Family errantly charged for hundreds of porn flicks

Maria Romero signed up with cable TV company Astound years ago and always paid around $74 per month. Then one day, out of the blue, Maria received a bill from Astound that was astounding.

"It was in the amount of $2,000, so much money, I was shocked," she said.

Her modest cable bill had suddenly shot up to $2,088. But the real shock came when Maria looked at the list of charges.

"I started turning the pages and it said 'adult movies,' my, I mean, I was in shock, I was in shock," she said.

According to the bill, the Romero's had suddenly ordered not just a few, but hundreds of pornographic movies; as many as 10-15 adult flicks in a single day. At $12.95 apiece, the charges added up fast.

Maria called the company and said no way she and her husband suddenly ordered all that porn.

"My bill was normal for so many years and then all of a sudden that happened," she said. "I said, 'No, it can't be, I'm not going to pay for something we haven't watched.'"

Maria thought the matter was resolved, but it only got worse. The next month, Astound charged the Romero's for hundreds more porn flicks with graphic names. Her bill had now doubled to $4,333.

Maria says nobody can watch that much.

"We don't watch those programs and they were still saying they were ours and there were 15 movies in one day now," she said. "Who could watch 15 movies in one day? It's ridiculous."

Maria said the charges were doubly impossible because she had placed a block on any orders of adult movies and only she knew the code to remove it. Not only that, she said, but her cable box serial number did not match the one that Astound said had placed the orders.

Still, Astound said someone in the home had removed the block and ordered the movies and Maria was responsible.

The following month, even more porn flicks appeared on Maria's bill, bringing her total charges to $5,260. Maria refused to pay all that money. Astound cut off service.

"That's when I decided to go and call somebody from 7 On Your Side," she said.

7 On Your Side contacted Astound.
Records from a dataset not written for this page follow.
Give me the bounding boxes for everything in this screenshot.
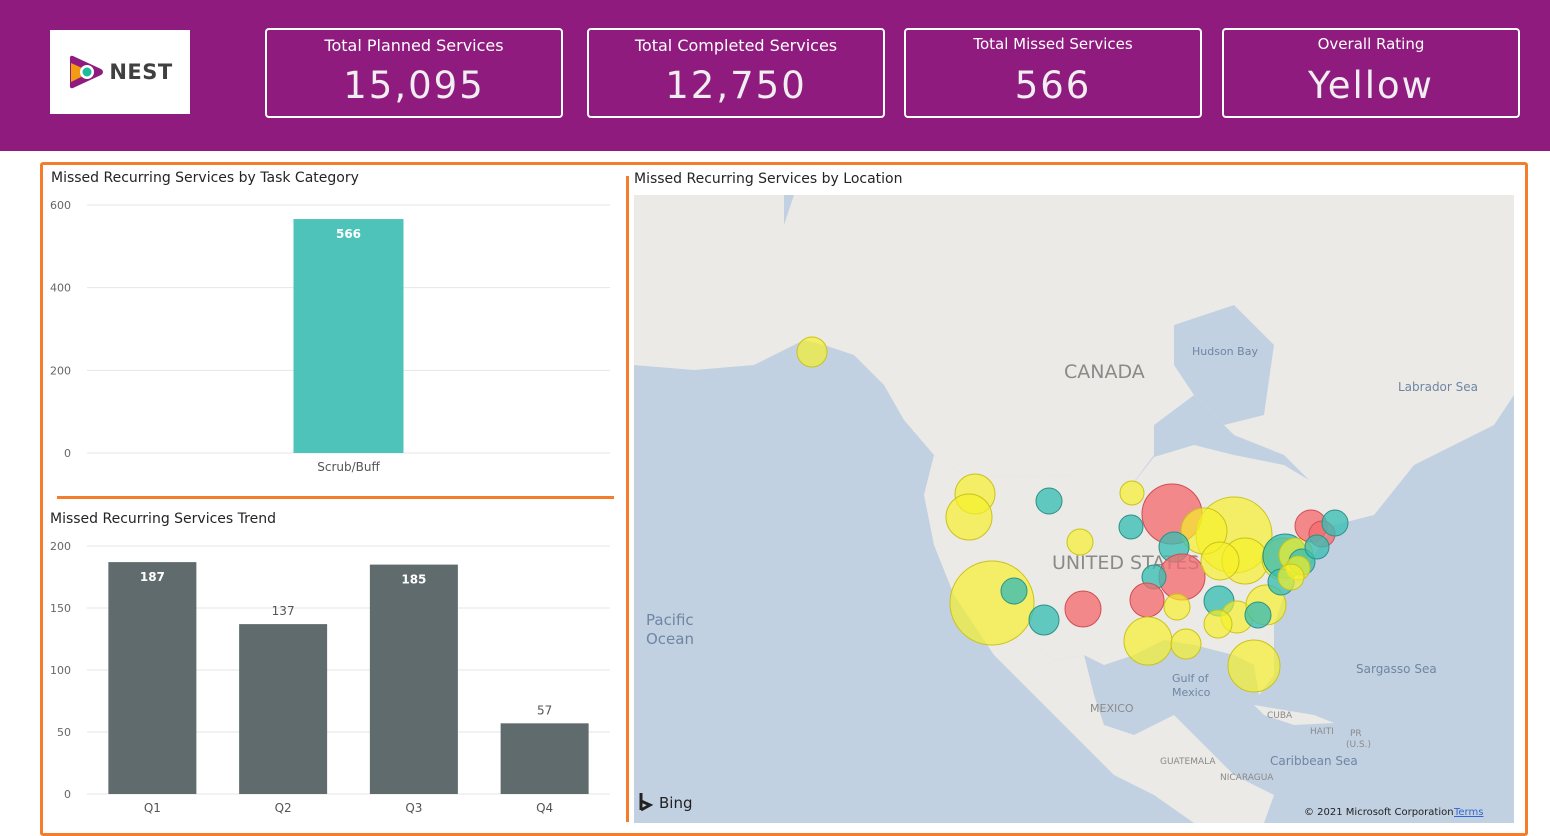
map-label-pr: PR <box>1350 729 1362 739</box>
location-bubble[interactable] <box>1203 609 1233 639</box>
horizontal-divider <box>57 496 614 499</box>
data-label: 137 <box>272 604 295 618</box>
map-label-mexico: MEXICO <box>1090 702 1134 715</box>
data-label: 187 <box>140 570 165 584</box>
map-label-labrador-sea: Labrador Sea <box>1398 380 1478 394</box>
logo-text: NEST <box>109 60 173 84</box>
kpi-value: 15,095 <box>343 64 485 107</box>
map-label-ocean: Ocean <box>646 630 694 648</box>
map-label-mexico-gulf: Mexico <box>1172 686 1211 699</box>
y-tick-label: 400 <box>50 282 71 295</box>
y-tick-label: 150 <box>50 602 71 615</box>
location-bubble[interactable] <box>1118 514 1144 540</box>
location-bubble[interactable] <box>1227 639 1281 693</box>
y-tick-label: 0 <box>64 788 71 801</box>
location-bubble[interactable] <box>1321 509 1349 537</box>
location-bubble[interactable] <box>1170 628 1202 660</box>
map-label-canada: CANADA <box>1064 361 1145 383</box>
bar-scrub-buff <box>293 219 404 453</box>
location-bubble[interactable] <box>1119 480 1145 506</box>
bar-q3 <box>369 564 458 794</box>
logo: NEST <box>50 30 190 114</box>
bar-q1 <box>108 562 197 794</box>
kpi-card-rating: Overall Rating Yellow <box>1222 28 1520 118</box>
map-title: Missed Recurring Services by Location <box>634 171 903 187</box>
kpi-label: Overall Rating <box>1317 35 1425 53</box>
location-bubble[interactable] <box>1244 601 1272 629</box>
location-map[interactable]: CANADA UNITED STATES Hudson Bay Labrador… <box>634 195 1514 823</box>
bing-label: Bing <box>659 794 693 812</box>
location-bubble[interactable] <box>1000 577 1028 605</box>
mexico-landmass <box>954 595 1274 823</box>
y-tick-label: 0 <box>64 447 71 460</box>
data-label: 57 <box>537 703 552 717</box>
location-bubble[interactable] <box>1123 616 1173 666</box>
x-tick-label: Scrub/Buff <box>317 460 380 474</box>
location-bubble[interactable] <box>1304 534 1330 560</box>
map-label-nicaragua: NICARAGUA <box>1220 773 1274 783</box>
bar-q2 <box>239 624 328 794</box>
location-bubbles[interactable] <box>796 336 1349 693</box>
kpi-value: Yellow <box>1308 64 1434 107</box>
map-terms-link[interactable]: Terms <box>1453 807 1483 818</box>
bing-logo-icon <box>639 793 654 812</box>
map-label-sargasso: Sargasso Sea <box>1356 662 1437 676</box>
location-bubble[interactable] <box>1028 604 1060 636</box>
map-label-caribbean: Caribbean Sea <box>1270 754 1358 768</box>
kpi-value: 566 <box>1014 64 1092 107</box>
task-category-chart: 0 200 400 600 566 Scrub/Buff <box>50 199 610 474</box>
hudson-bay-water <box>1174 305 1274 425</box>
bar-q4 <box>500 723 589 794</box>
map-label-cuba: CUBA <box>1267 711 1293 721</box>
x-tick-label: Q3 <box>405 801 422 815</box>
location-bubble[interactable] <box>945 493 993 541</box>
location-bubble[interactable] <box>1066 528 1094 556</box>
location-bubble[interactable] <box>1129 582 1165 618</box>
y-tick-label: 50 <box>57 726 71 739</box>
location-bubble[interactable] <box>949 560 1035 646</box>
nest-logo-icon <box>70 55 104 89</box>
map-label-hudson-bay: Hudson Bay <box>1192 345 1258 358</box>
kpi-label: Total Missed Services <box>973 35 1133 53</box>
x-tick-label: Q4 <box>536 801 553 815</box>
trend-chart-title: Missed Recurring Services Trend <box>50 511 276 527</box>
y-tick-label: 100 <box>50 664 71 677</box>
x-tick-label: Q1 <box>144 801 161 815</box>
kpi-card-missed: Total Missed Services 566 <box>904 28 1202 118</box>
cuba-landmass <box>1254 705 1334 725</box>
location-bubble[interactable] <box>1163 593 1191 621</box>
kpi-card-planned: Total Planned Services 15,095 <box>265 28 563 118</box>
location-bubble[interactable] <box>1035 487 1063 515</box>
map-label-pacific: Pacific <box>646 611 694 629</box>
map-label-us: (U.S.) <box>1346 740 1371 750</box>
map-label-haiti: HAITI <box>1310 727 1334 737</box>
data-label: 185 <box>401 573 426 587</box>
location-bubble[interactable] <box>1200 541 1240 581</box>
x-tick-label: Q2 <box>275 801 292 815</box>
vertical-divider <box>626 176 629 822</box>
y-tick-label: 200 <box>50 540 71 553</box>
kpi-card-completed: Total Completed Services 12,750 <box>587 28 885 118</box>
map-label-gulf-of: Gulf of <box>1172 672 1210 685</box>
kpi-label: Total Completed Services <box>634 36 838 55</box>
location-bubble[interactable] <box>1064 590 1102 628</box>
header-banner: NEST Total Planned Services 15,095 Total… <box>0 0 1550 151</box>
map-canvas: CANADA UNITED STATES Hudson Bay Labrador… <box>634 195 1514 823</box>
greenland-landmass <box>1274 195 1514 385</box>
map-copyright: © 2021 Microsoft Corporation <box>1304 807 1454 818</box>
location-bubble[interactable] <box>1277 563 1305 591</box>
location-bubble[interactable] <box>796 336 828 368</box>
kpi-value: 12,750 <box>665 64 807 107</box>
data-label: 566 <box>336 227 361 241</box>
trend-chart: 0 50 100 150 200 187 Q1 137 Q2 185 Q3 57 Q4 <box>50 540 610 815</box>
y-tick-label: 200 <box>50 364 71 377</box>
y-tick-label: 600 <box>50 199 71 212</box>
canada-landmass <box>634 195 1514 525</box>
kpi-label: Total Planned Services <box>324 36 504 55</box>
map-label-guatemala: GUATEMALA <box>1160 757 1216 767</box>
task-category-chart-title: Missed Recurring Services by Task Catego… <box>51 170 359 186</box>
The company said it could not discuss any specifics because of privacy laws, but it said there was no equipment malfunction and ordering movies requires "action by someone in the customer's home." Still, the company agreed to remove all of the charges, saying, "Ultimately we believe the customer is always right and consequently the charges in question have been waived."
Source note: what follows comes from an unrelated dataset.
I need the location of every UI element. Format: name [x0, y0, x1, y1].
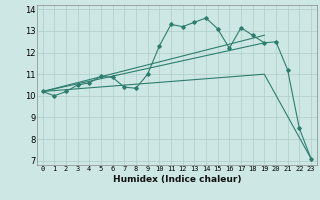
X-axis label: Humidex (Indice chaleur): Humidex (Indice chaleur)	[113, 175, 241, 184]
"We don't owe anything and I'm so happy," Maria said. "So I thank Channel 7 because if it wasn't for them, I'd still be in that bind."

Astound would not comment on how or why the block on pornographic movies was removed in the Romero household. However, putting a block on movies you do not want to watch is still the best way to protect yourself from unwanted charges and protect kids from seeing X-rated movies.